A recommendation to reduce school nurse services will be before the Fayette County Board of Education on Monday evening.
Currently, there are 26.5 full-time registered nurses that serve over 50 schools. The proposal before the board is to reduce that number to 13 RN's and to hire two full-time, licensed practical nurses and several other LPNs to cover peak times for three hours per day.
Prior to this current proposal, the board planned to oversee the nursing program with a school health coordinator and seek other models of care. Because of the decision to revert to a contract with the Fayette County Health Department, the coordinator has decided to resign. The current proposal is much lower than the staffing guideline of one nurse per 750 children, as recommended by the National Association for School Nurses.
There are many questions that parents of school-aged children should be asking if this is approved.
First, if your child needs medication, who will administer it, or will it be possible to have it administered?
If your child becomes ill at school, who will be there to assess his or her condition and determine if it is an emergency, if the child is contagious or if the child needs immediate care? Additionally, there are many children who have special needs. Parents of these children in particular should be asking about school health nursing services.
There are many models that could work for Fayette County schools. Many school systems hire their own school nurses, and several employ Advance Practice Nurses who oversee teams that deliver school health services. With the changes in health care, school systems can bill directly for APRN services, just as they currently do when children require occupational or physical therapy.
I find it interesting that school-based personnel without medical or nursing knowledge are making this decision based on financial needs and once again deferring to contract negotiations with a financially strapped health department rather than engaging those who work daily with children in the schools.

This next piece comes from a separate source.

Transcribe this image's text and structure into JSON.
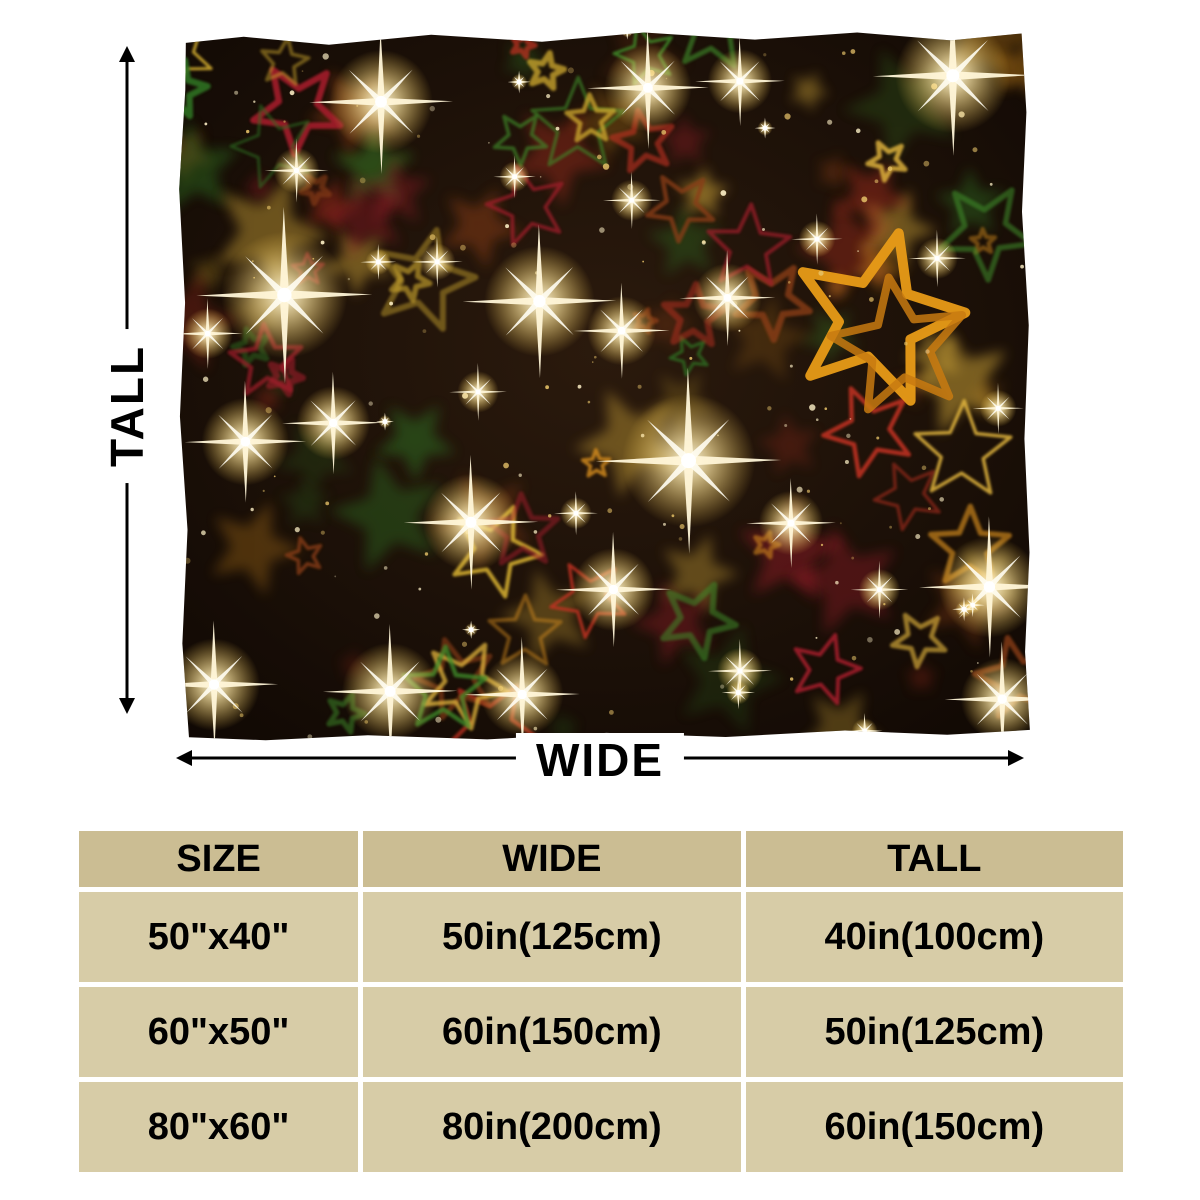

More importantly, there are many teachers who consult with the school nurse to determine if a child is ill, has allergies, is having trouble hearing, needs vision testing, or has a health problem (physical or emotional) that could impede learning. A team approach works best for assisting these children and school nurses should be a part of that team.
As a former school board member (1978-84) and a current member of the Kentucky Board of Nursing, I implore the school board to delay action on this matter and spend more time developing a model that will best serve the children. It would be helpful to convene a group of community health leaders and experts (particularly pediatricians and school nurses, along with health regulators) to assist with a model that may provide better and more comprehensive school health services.
It is unfair to teachers, school secretaries and others in the school system to be burdened with health matters related to school-age children. More importantly, the well-being of children should be the focus. I hope the school administration and board will embrace their current motto, "It's about kids," and vote down the proposal on Monday's agenda.